Christ , in another ten years the campaigns will all be blending together, to the point where he won’t be able to tell one from the other. Well, there’s no need to rush senility by getting half in the bag on a weeknight. Put a little more water in that, pal . He set down his drink.

Nixon’s eyes found Reagan in a framed grip-and-grin photo across the room. Yes, he’d shown something like grit, staying in as long as he had, scrounging for the last uncommitted delegates, even throwing a long ball and announcing a running mate — that liberal asshole from Pennsylvania — weeks before the convention. Nixon had always considered Reagan the luckiest son of a bitch since Coolidge, though there’d been bits and pieces, here and there, that he’d admired. The students at Berkeley had never rattled Reagan— he’d rattled them— whereas the kids on campus and in the streets had driven Nixon up the wall. He didn’t need his papers to remember that part of 1970!

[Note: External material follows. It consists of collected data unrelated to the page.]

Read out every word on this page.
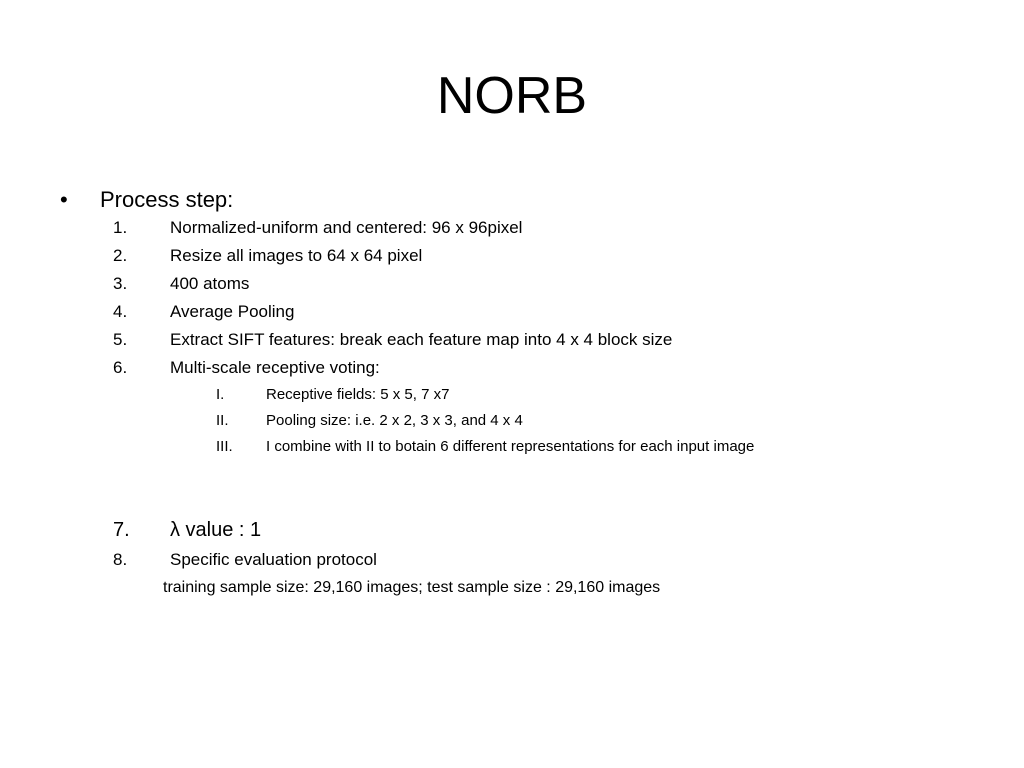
NORB
• Process step:
1.	Normalized-uniform and centered: 96 x 96pixel
2.	Resize all images to 64 x 64 pixel
3.	400 atoms
4.	Average Pooling
5.	Extract SIFT features: break each feature map into 4 x 4 block size
6.	Multi-scale receptive voting:
I.	Receptive fields: 5 x 5, 7 x7
II. Pooling size: i.e. 2 x 2, 3 x 3, and 4 x 4
III. I combine with II to botain 6 different representations for each input image
7. λ value : 1
8.	Specific evaluation protocol
training sample size: 29,160 images; test sample size : 29,160 images
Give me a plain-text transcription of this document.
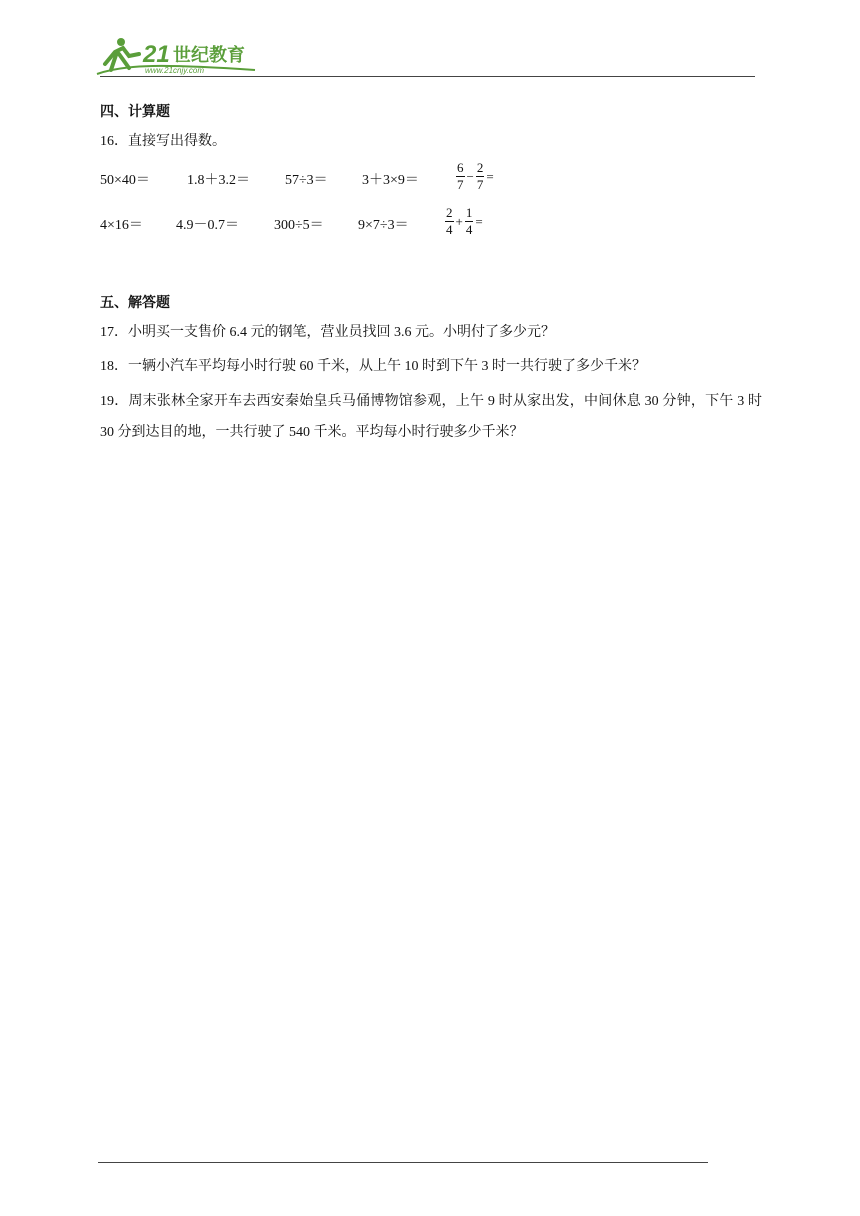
21 世纪教育
www.21cnjy.com
四、计算题
16．直接写出得数。
50×40＝	1.8＋3.2＝	57÷3＝ 3＋3×9＝	$\frac{6}{7} - \frac{2}{7}$ =
4×16＝ 4.9－0.7＝	300÷5＝ 9×7÷3＝	$\frac{2}{4} + \frac{1}{4}$ =
五、解答题
17．小明买一支售价 6.4 元的钢笔，营业员找回 3.6 元。小明付了多少元？
18．一辆小汽车平均每小时行驶 60 千米，从上午 10 时到下午 3 时一共行驶了多少千米？
19．周末张林全家开车去西安秦始皇兵马俑博物馆参观，上午 9 时从家出发，中间休息 30 分钟，下午 3 时 30 分到达目的地，一共行驶了 540 千米。平均每小时行驶多少千米？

Ford’s people would have a hell of a time conciliating Reagan’s. Agreeing to one minority platform plank was hardly going to do the job. “Morality in Foreign Policy”! Jesus, as if all Reagan’s human-rights griping amounted to a damned thing. His people were trying to make Ford and Henry look like Chamberlain just because they’d agreed to whatever meaningless crap Brezhnev had wanted at Helsinki. Did Reagan really object to “nonintervention” in the Soviets’ internal affairs? Well, if the world blew up, the gulags would blow with it, and the prisoners still wouldn’t be free to vote or go to church; they’d only be free to be dead.

At least Ford was willing to let Kissinger remind him that the larger world was important. When Reagan heard somebody mention Canton or Cairo, he thought of Ohio and Illinois. He had no more vision than he had realism, and God knows he didn’t have the wit to understand that those two things went hand in hand.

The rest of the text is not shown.